Municipal law in New York prohibits employees from using their publicly-funded jobs for financial gain — a requirement that extends to spouses, siblings, children and business partners.
To that end, Carone said the firm bought him out in an agreement inked on Dec. 31, the day before Adams took office. During an interview last week, he described the deal as “a complete financial separation” that included removing him from all leases, loans and bank accounts. His name was taken off the company’s masthead; his picture deleted from the website. He has pledged to recuse himself anytime a client of Abrams Fensterman — where his brother Anthony is still a partner — comes before City Hall.
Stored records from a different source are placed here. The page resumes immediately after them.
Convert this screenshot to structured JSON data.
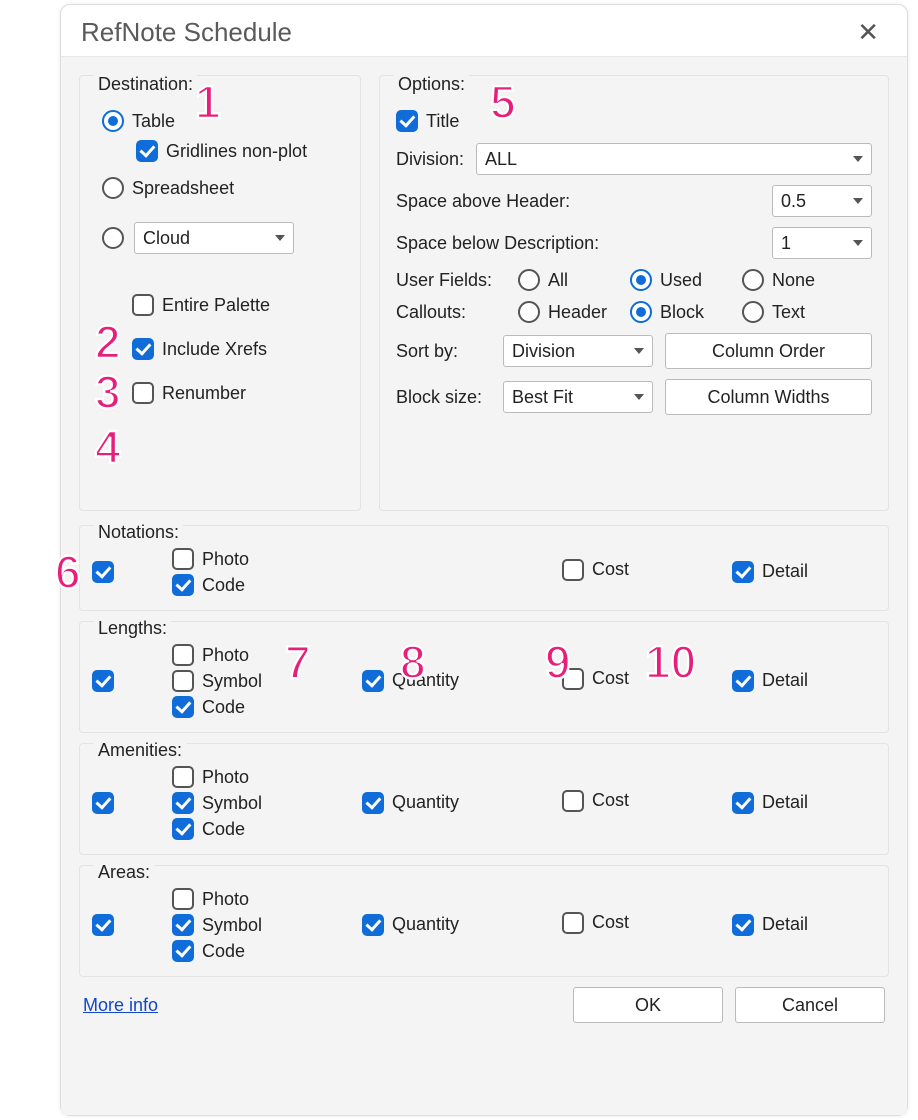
{
  "title": "RefNote Schedule",
  "destination": {
    "legend": "Destination:",
    "table_label": "Table",
    "gridlines_label": "Gridlines non-plot",
    "spreadsheet_label": "Spreadsheet",
    "cloud_value": "Cloud",
    "selected": "table",
    "gridlines_checked": true,
    "entire_palette_label": "Entire Palette",
    "entire_palette_checked": false,
    "include_xrefs_label": "Include Xrefs",
    "include_xrefs_checked": true,
    "renumber_label": "Renumber",
    "renumber_checked": false
  },
  "options": {
    "legend": "Options:",
    "title_label": "Title",
    "title_checked": true,
    "division_label": "Division:",
    "division_value": "ALL",
    "space_above_label": "Space above Header:",
    "space_above_value": "0.5",
    "space_below_label": "Space below Description:",
    "space_below_value": "1",
    "user_fields_label": "User Fields:",
    "user_fields": {
      "all": "All",
      "used": "Used",
      "none": "None",
      "selected": "used"
    },
    "callouts_label": "Callouts:",
    "callouts": {
      "header": "Header",
      "block": "Block",
      "text": "Text",
      "selected": "block"
    },
    "sort_by_label": "Sort by:",
    "sort_by_value": "Division",
    "column_order_btn": "Column Order",
    "block_size_label": "Block size:",
    "block_size_value": "Best Fit",
    "column_widths_btn": "Column Widths"
  },
  "common": {
    "photo": "Photo",
    "symbol": "Symbol",
    "code": "Code",
    "quantity": "Quantity",
    "cost": "Cost",
    "detail": "Detail"
  },
  "categories": {
    "notations": {
      "legend": "Notations:",
      "enabled": true,
      "photo": false,
      "code": true,
      "cost": false,
      "detail": true,
      "has_symbol": false,
      "has_quantity": false
    },
    "lengths": {
      "legend": "Lengths:",
      "enabled": true,
      "photo": false,
      "symbol": false,
      "code": true,
      "quantity": true,
      "cost": false,
      "detail": true,
      "has_symbol": true,
      "has_quantity": true
    },
    "amenities": {
      "legend": "Amenities:",
      "enabled": true,
      "photo": false,
      "symbol": true,
      "code": true,
      "quantity": true,
      "cost": false,
      "detail": true,
      "has_symbol": true,
      "has_quantity": true
    },
    "areas": {
      "legend": "Areas:",
      "enabled": true,
      "photo": false,
      "symbol": true,
      "code": true,
      "quantity": true,
      "cost": false,
      "detail": true,
      "has_symbol": true,
      "has_quantity": true
    }
  },
  "footer": {
    "more_info": "More info",
    "ok": "OK",
    "cancel": "Cancel"
  },
  "annotations": [
    "1",
    "2",
    "3",
    "4",
    "5",
    "6",
    "7",
    "8",
    "9",
    "10"
  ]
}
“I went through all that trouble on purpose, and whether the firm does well or the firm just disappears in bankruptcy, it’s of no moment to me,” Carone said. “That’s a previous life. I still have fond relationships with friends, but that’s a different world I live in now.”
Carone said he did not seek guidance from the city Conflicts of Interest Board before taking the job, and is policing himself on a case-by-case basis, rather than adhering to a written policy that would govern interactions with former clients.
“Mr. Carone goes above and beyond the law by recusing himself from working on matters involving any of his former clients. He documents those recusals with counsel, who then alerts other relevant administration officials,” Maxwell Young, communications director for Adams, said in a prepared statement.
And an Abrams Fensterman representative said in a statement that the firm “takes seriously the need to anticipate and prevent potential conflicts of interest.”
Two de Blasio appointees — Deputy Mayor Alicia Glen and Housing Commissioner Vicki Been — sought the conflict board’s advice on how to handle city deals involving an affordable housing company both had prior connections to. The board granted them both waivers to weigh in on the transactions, provided they had cut financial ties. (The approvals, reported by the Daily News, didn’t shield them from criticism from government reform groups, however.)
Carone’s arrangement — which he described in detail for the first time in the interview, and which he said far surpasses legal requirements — has already drawn scrutiny.
Kaehny warned that former business associates might try to capitalize on a preexisting relationship with Carone to pressure agencies to render favorable decisions.
“The nature of Carone’s job was that he was a fixer, a connector, a dealmaker for a large number of people with power and political interests in Brooklyn,” Kaehny said. “So it’s pretty hard to see him being able to seal himself off from that entire world.”
In local government, opportunities to affect a business’ bottom line abound.
The city housing department, for example, has discretion over which projects receive tax-exempt bonds. The buildings agency hands out permits that determine how quickly developments can be constructed. And city transportation officials install pedestrian plazas and bike lanes that impact property owners.
The appointees to some of the agencies with expansive control over private projects have political ties to Adams and Carone. The administration recently named Eric Ulrich, a former City Council member who briefly worked as a senior adviser to Adams, to lead the buildings department. The transportation agency is being run by another former Council Member, Ydanis Rodriguez, one of Adams’ leading campaign surrogates last year.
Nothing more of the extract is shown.